Frankfurter Allgemeine Zeitung - Rezension
Frankfurter Allgemeine Zeitung | Besprechung von 06.04.2013

Schönes neues Bautzen?
Soldaten der Nato als Überläufer und Asylanten in der DDR

Bis zum Mauerbau desertierten knapp 6000 Soldaten der DDR-Streitkräfte, die meisten von ihnen in die Bundesrepublik. Dieses Faktum ist bekannt und wissenschaftlich untersucht. Kaum bekannt ist dagegen, dass auch nicht wenige Soldaten aus Nato-Streitkräften in die DDR überliefen und dort um politisches Asyl baten. Diesem Phänomen spürt jetzt der Publizist Peter Köpf für die 1950er Jahre nach. Aus der dreistelligen Zahl der Überläufer hat er zehn Fälle ausgewählt und erzählt deren Geschichten unter Heranziehung von Quellen, vornehmlich Stasi-Akten.

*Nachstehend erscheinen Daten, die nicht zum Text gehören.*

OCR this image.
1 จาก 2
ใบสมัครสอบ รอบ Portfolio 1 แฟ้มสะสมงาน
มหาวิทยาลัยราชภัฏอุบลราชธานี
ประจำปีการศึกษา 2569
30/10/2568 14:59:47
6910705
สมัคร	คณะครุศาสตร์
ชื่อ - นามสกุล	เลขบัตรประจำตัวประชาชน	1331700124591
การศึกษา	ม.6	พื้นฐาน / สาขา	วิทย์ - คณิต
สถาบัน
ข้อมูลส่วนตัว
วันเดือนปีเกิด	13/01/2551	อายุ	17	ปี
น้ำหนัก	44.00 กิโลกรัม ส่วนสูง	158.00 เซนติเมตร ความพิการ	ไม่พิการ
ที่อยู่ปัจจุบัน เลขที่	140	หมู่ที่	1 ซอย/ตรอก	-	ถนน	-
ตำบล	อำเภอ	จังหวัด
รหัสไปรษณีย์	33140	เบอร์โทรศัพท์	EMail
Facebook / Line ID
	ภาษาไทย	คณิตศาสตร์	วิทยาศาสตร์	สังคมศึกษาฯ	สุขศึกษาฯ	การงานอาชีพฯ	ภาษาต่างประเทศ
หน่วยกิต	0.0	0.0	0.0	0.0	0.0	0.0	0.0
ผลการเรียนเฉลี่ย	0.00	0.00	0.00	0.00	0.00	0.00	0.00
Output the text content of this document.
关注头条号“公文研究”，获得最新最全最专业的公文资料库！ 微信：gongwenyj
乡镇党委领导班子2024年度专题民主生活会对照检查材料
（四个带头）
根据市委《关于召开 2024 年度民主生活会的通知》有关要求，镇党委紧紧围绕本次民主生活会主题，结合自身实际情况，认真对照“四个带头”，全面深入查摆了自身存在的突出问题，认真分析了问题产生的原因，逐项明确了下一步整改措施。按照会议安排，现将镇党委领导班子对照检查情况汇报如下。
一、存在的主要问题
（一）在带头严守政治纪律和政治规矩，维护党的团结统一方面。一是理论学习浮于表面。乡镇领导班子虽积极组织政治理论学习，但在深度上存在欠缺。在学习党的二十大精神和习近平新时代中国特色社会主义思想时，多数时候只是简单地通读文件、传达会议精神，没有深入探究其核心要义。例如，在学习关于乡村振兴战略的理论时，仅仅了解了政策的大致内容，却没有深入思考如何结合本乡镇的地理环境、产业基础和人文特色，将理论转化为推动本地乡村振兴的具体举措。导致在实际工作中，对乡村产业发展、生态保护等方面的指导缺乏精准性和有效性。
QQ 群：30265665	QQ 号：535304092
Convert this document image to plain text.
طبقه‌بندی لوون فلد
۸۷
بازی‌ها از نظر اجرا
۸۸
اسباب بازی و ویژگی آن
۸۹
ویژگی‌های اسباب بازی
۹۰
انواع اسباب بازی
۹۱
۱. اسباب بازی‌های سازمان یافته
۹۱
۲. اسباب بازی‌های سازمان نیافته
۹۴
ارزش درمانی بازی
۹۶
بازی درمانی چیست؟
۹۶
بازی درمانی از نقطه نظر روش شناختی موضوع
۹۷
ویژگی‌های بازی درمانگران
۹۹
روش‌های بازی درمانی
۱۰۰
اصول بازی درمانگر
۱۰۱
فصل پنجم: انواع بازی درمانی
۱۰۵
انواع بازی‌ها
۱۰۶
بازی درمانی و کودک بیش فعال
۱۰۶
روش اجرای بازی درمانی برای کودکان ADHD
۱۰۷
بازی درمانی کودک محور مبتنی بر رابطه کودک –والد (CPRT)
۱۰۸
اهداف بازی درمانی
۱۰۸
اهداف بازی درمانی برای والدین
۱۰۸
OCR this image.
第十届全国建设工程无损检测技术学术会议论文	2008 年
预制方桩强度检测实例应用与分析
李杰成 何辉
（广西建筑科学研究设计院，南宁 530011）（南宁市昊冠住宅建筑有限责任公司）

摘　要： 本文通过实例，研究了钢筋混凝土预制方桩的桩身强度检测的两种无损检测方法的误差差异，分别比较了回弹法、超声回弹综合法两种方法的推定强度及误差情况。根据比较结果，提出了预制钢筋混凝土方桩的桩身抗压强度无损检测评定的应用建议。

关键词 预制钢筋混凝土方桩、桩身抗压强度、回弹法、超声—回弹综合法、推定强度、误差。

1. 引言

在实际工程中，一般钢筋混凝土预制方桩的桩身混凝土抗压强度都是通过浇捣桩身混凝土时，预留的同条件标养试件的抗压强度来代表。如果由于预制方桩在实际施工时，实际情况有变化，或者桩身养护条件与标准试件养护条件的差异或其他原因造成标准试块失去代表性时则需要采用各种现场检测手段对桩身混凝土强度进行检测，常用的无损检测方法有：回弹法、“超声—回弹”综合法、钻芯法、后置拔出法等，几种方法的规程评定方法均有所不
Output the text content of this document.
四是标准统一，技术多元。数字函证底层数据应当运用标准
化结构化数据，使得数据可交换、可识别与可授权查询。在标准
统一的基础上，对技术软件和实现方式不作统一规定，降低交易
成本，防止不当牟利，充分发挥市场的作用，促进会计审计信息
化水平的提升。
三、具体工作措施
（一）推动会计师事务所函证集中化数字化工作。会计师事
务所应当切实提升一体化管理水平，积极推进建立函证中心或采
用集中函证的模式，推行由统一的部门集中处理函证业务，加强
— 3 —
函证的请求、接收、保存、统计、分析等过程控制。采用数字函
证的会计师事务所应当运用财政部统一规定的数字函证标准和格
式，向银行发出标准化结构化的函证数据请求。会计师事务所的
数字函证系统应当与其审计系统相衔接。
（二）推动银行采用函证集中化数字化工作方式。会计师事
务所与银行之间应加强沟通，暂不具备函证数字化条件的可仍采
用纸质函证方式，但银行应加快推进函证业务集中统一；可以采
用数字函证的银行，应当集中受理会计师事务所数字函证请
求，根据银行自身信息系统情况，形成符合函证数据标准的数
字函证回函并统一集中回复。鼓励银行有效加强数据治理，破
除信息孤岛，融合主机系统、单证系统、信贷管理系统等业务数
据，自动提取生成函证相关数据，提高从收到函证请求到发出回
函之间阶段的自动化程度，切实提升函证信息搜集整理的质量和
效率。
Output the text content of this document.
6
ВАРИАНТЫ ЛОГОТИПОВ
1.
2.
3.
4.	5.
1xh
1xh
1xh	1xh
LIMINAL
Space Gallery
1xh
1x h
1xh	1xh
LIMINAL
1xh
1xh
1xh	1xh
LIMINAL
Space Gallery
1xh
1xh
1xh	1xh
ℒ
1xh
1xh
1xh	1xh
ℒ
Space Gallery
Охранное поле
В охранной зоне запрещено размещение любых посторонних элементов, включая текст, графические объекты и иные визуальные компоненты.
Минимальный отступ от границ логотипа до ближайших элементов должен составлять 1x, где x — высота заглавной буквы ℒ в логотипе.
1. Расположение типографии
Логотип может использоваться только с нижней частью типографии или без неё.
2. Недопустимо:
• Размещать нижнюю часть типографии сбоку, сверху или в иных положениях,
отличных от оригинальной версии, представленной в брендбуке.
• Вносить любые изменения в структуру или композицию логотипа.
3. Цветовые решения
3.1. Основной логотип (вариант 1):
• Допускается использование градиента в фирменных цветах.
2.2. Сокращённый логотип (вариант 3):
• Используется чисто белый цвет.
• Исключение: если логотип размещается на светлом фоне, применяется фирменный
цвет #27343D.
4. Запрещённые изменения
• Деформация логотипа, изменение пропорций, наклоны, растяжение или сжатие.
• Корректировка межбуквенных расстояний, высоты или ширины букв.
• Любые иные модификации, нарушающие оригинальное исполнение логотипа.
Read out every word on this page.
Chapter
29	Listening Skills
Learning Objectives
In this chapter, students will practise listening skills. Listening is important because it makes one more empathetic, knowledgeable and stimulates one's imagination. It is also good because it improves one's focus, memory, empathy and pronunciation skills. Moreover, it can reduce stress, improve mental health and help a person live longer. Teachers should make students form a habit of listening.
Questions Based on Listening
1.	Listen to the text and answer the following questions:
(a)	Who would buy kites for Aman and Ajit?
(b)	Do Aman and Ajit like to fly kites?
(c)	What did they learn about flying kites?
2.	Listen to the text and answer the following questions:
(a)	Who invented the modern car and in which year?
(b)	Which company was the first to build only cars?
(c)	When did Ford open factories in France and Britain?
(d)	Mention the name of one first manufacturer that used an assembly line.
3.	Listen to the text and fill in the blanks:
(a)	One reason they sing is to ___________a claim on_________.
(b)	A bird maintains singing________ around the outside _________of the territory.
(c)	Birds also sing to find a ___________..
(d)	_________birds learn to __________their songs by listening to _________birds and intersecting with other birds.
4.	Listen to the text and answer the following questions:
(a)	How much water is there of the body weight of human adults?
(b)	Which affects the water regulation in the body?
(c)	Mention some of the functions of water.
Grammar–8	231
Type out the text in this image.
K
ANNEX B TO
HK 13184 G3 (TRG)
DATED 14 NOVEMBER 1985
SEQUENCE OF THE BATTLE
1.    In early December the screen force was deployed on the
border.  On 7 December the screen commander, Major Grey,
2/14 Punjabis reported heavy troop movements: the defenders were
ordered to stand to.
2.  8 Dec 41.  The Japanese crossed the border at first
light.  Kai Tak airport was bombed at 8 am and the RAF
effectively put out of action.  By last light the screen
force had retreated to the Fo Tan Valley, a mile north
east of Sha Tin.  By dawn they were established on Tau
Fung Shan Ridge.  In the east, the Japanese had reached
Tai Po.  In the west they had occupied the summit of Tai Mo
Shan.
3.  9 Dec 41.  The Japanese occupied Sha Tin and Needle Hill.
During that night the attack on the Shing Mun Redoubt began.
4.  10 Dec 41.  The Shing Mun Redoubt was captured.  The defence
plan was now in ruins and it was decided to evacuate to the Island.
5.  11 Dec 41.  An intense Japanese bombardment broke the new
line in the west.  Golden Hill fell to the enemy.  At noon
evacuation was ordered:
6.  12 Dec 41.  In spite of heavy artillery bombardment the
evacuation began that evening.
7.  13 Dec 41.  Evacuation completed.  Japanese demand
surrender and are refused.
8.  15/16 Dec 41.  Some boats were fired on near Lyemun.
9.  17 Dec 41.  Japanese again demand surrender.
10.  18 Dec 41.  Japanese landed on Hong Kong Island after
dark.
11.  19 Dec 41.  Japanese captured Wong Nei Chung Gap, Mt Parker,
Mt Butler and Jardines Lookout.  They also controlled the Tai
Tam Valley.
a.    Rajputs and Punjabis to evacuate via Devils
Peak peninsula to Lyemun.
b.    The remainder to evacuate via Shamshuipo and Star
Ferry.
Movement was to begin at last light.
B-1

Die Motive für die Flucht waren so unterschiedlich wie die Personen. Einige wollten sich dem möglichen Kriegseinsatz in Korea oder Vietnam oder - als Schwarze - dem in den Vereinigten Staaten verbreiteten Rassismus entziehen. Andere hatten Eheprobleme oder Konflikte mit Vorgesetzten, auch die Furcht vor Sanktionen nach Straftaten löste bisweilen die Flucht aus, fast alle Deserteure erhofften sich in der DDR auch ein besseres Leben.

Nach ihrer Festnahme erfolgte zunächst das Verhör durch sowjetische Behörden, danach wurden die Überläufer dem MfS zur "Filtration" überstellt. Dabei sollten Informationen aus der bisherigen militärischen Tätigkeit sowie die Motivation für die Desertion ausgeforscht werden. Wo immer möglich wurde die Flucht in den DDR-Medien propagandistisch verwendet. Danach verbrachte man die zum Teil mit Familienangehörigen geflohenen Nato-Soldaten nach Bautzen. Dort sollten "die Freunde" beruflich Fuß fassen und durch politische Schulung zu "Kämpfern für den Sozialismus" weitergebildet werden.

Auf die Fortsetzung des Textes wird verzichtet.